WHAT DO NIGHTMARES MEAN?
What Are Nightmares?
We’ve all had nightmares. Nightmares are vividly realistic, disturbing dreams that wake you up from a deep sleep. Nightmares tend to occur most often during rapid eye movement (REM) sleep when most dreaming takes place. It is a disturbing dream associated with negative feelings, such as anxiety or fear that awakens you. Nightmares are common in children but can happen at any age, and occasional nightmares usually are nothing to worry about. Nightmares may begin in children between 3 and 6 years old and tend to decrease after the age of 10. During the teen and young adult years, girls appear to have nightmares more often than boys do. Some people have them as adults or throughout their lives. Although nightmares are common, nightmare disorder is relatively rare. Nightmare disorder is when nightmares happen often, almost every night, cause distress, disrupt sleep, cause problems with daytime functioning or create fear of going to sleep.
What Is The Cause of Nightmare?
Many different factors can contribute to a higher risk of nightmares:
- Stress and anxiety: Sad, traumatic, or worrisome situations that induce stress and fear may provoke nightmares. People with chronic stress and anxiety may be more likely to develop nightmare disorders.
- Mental health conditions: Nightmares are often reported at much higher rates by people with mental health disorders like post-traumatic stress disorder (PTSD), depression, general anxiety disorder, bipolar disorder, and schizophrenia.
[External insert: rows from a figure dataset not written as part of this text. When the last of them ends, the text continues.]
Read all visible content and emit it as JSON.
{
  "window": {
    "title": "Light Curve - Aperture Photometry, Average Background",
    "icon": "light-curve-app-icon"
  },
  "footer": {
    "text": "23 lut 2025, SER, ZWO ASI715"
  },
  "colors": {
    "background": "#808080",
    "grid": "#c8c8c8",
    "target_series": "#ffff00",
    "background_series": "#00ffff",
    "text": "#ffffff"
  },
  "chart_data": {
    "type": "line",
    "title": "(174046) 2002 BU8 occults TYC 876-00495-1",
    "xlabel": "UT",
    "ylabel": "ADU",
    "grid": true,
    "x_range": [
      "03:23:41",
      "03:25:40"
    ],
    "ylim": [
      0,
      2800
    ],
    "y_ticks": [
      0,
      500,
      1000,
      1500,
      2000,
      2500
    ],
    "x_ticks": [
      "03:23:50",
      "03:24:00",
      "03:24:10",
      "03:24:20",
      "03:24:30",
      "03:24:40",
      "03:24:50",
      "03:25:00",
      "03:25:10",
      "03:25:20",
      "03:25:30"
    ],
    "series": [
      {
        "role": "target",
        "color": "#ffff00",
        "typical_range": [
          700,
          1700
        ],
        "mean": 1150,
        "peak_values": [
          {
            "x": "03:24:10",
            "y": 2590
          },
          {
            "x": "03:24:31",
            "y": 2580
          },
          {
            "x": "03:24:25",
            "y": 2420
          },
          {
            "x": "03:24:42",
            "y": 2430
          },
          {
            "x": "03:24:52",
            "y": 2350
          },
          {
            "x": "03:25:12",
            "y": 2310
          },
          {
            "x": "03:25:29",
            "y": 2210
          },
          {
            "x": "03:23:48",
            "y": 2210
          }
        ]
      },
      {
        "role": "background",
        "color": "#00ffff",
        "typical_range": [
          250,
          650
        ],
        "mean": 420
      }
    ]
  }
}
- Certain drugs and medications: Using some types of illicit substances or prescription medications that affect the nervous system is associated with a higher risk of nightmares.
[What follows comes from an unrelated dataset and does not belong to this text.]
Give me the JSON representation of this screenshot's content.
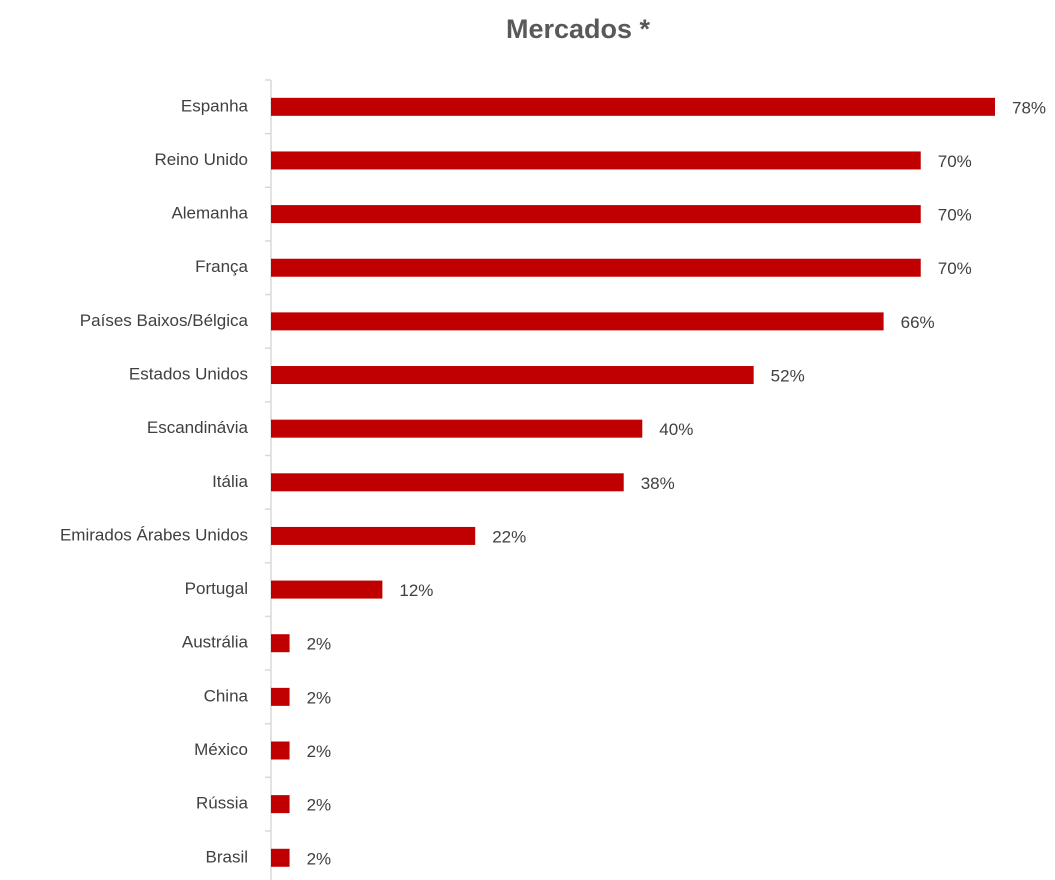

- Withdrawal from some medications: Some medications suppress REM sleep, so when a person stops taking those medications, there is a short-term rebound effect of more REM sleep accompanied by more nightmares.
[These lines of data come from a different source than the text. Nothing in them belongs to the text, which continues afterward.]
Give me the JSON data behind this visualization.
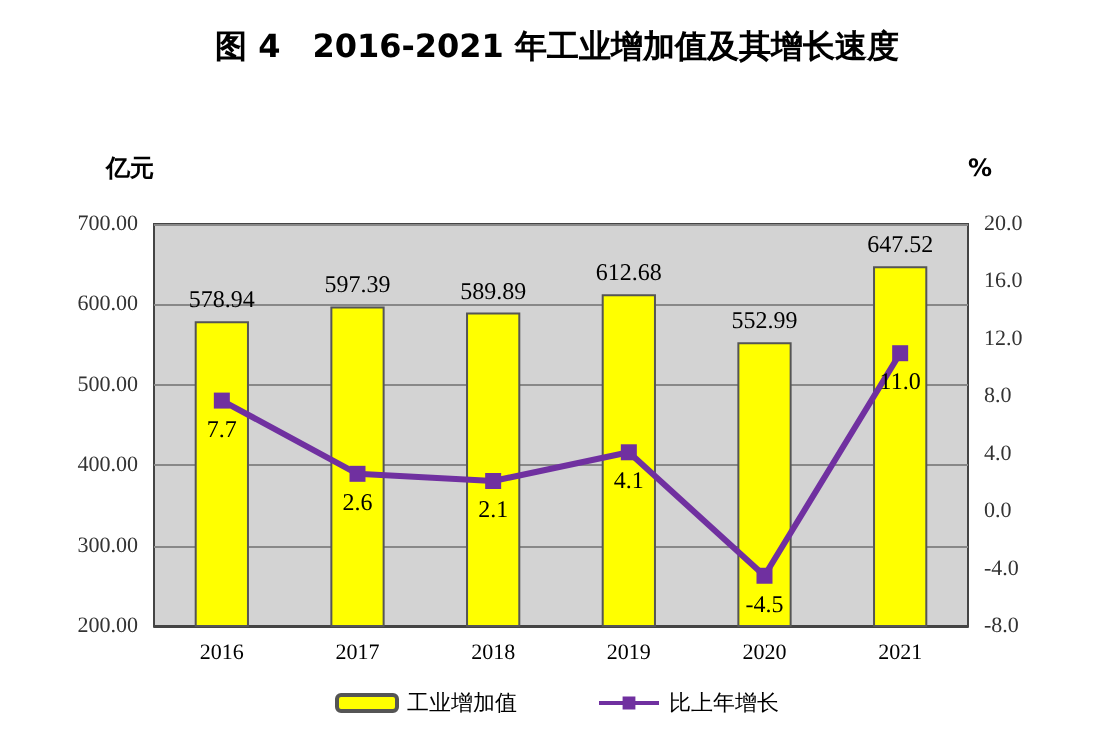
{
  "chart_data": {
    "type": "bar",
    "title": "图 4　2016-2021 年工业增加值及其增长速度",
    "ylabel": "亿元",
    "y2label": "%",
    "categories": [
      "2016",
      "2017",
      "2018",
      "2019",
      "2020",
      "2021"
    ],
    "series": [
      {
        "name": "工业增加值",
        "color": "#ffff00",
        "values": [
          578.94,
          597.39,
          589.89,
          612.68,
          552.99,
          647.52
        ]
      },
      {
        "name": "比上年增长",
        "type": "line",
        "axis": "y2",
        "color": "#7030a0",
        "values": [
          7.7,
          2.6,
          2.1,
          4.1,
          -4.5,
          11.0
        ],
        "value_labels": [
          "7.7",
          "2.6",
          "2.1",
          "4.1",
          "-4.5",
          "11.0"
        ]
      }
    ],
    "data_labels": true,
    "ylim": [
      200,
      700
    ],
    "yticks": [
      {
        "value": 200,
        "label": "200.00"
      },
      {
        "value": 300,
        "label": "300.00"
      },
      {
        "value": 400,
        "label": "400.00"
      },
      {
        "value": 500,
        "label": "500.00"
      },
      {
        "value": 600,
        "label": "600.00"
      },
      {
        "value": 700,
        "label": "700.00"
      }
    ],
    "y2lim": [
      -8,
      20
    ],
    "y2ticks": [
      {
        "value": -8,
        "label": "-8.0"
      },
      {
        "value": -4,
        "label": "-4.0"
      },
      {
        "value": 0,
        "label": "0.0"
      },
      {
        "value": 4,
        "label": "4.0"
      },
      {
        "value": 8,
        "label": "8.0"
      },
      {
        "value": 12,
        "label": "12.0"
      },
      {
        "value": 16,
        "label": "16.0"
      },
      {
        "value": 20,
        "label": "20.0"
      }
    ],
    "grid": "y",
    "legend": "bottom",
    "marker": "square"
  }
}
- Sleep deprivation: After a period of insufficient sleep, a person often experiences a REM rebound that can trigger vivid dreams and nightmares.
- Personal history of nightmares: In adults, a risk factor for nightmare disorder is a history of having had recurring nightmares during childhood and adolescence.
- Narcolepsy: A sleep disorder characterized by extreme drowsiness during the day followed by quick naps or sleep attacks
- Substance abuse: Alcohol and recreational drug use or withdrawal can trigger nightmares.
- Scary books and movies: For some people, reading scary books or watching frightening movies, especially before bed, can be associated with nightmares.
Though not fully understood, a genetic predisposition may exist that makes it more likely for frequent nightmares to run in a family. Some evidence indicates that people who have nightmares may have altered sleep architecture, meaning that they progress abnormally through sleep stages. Some studies have also found a correlation between nightmares and obstructive sleep apnea (OSA), a breathing disorder that causes fragmented sleep, although further research is needed to clarify this association.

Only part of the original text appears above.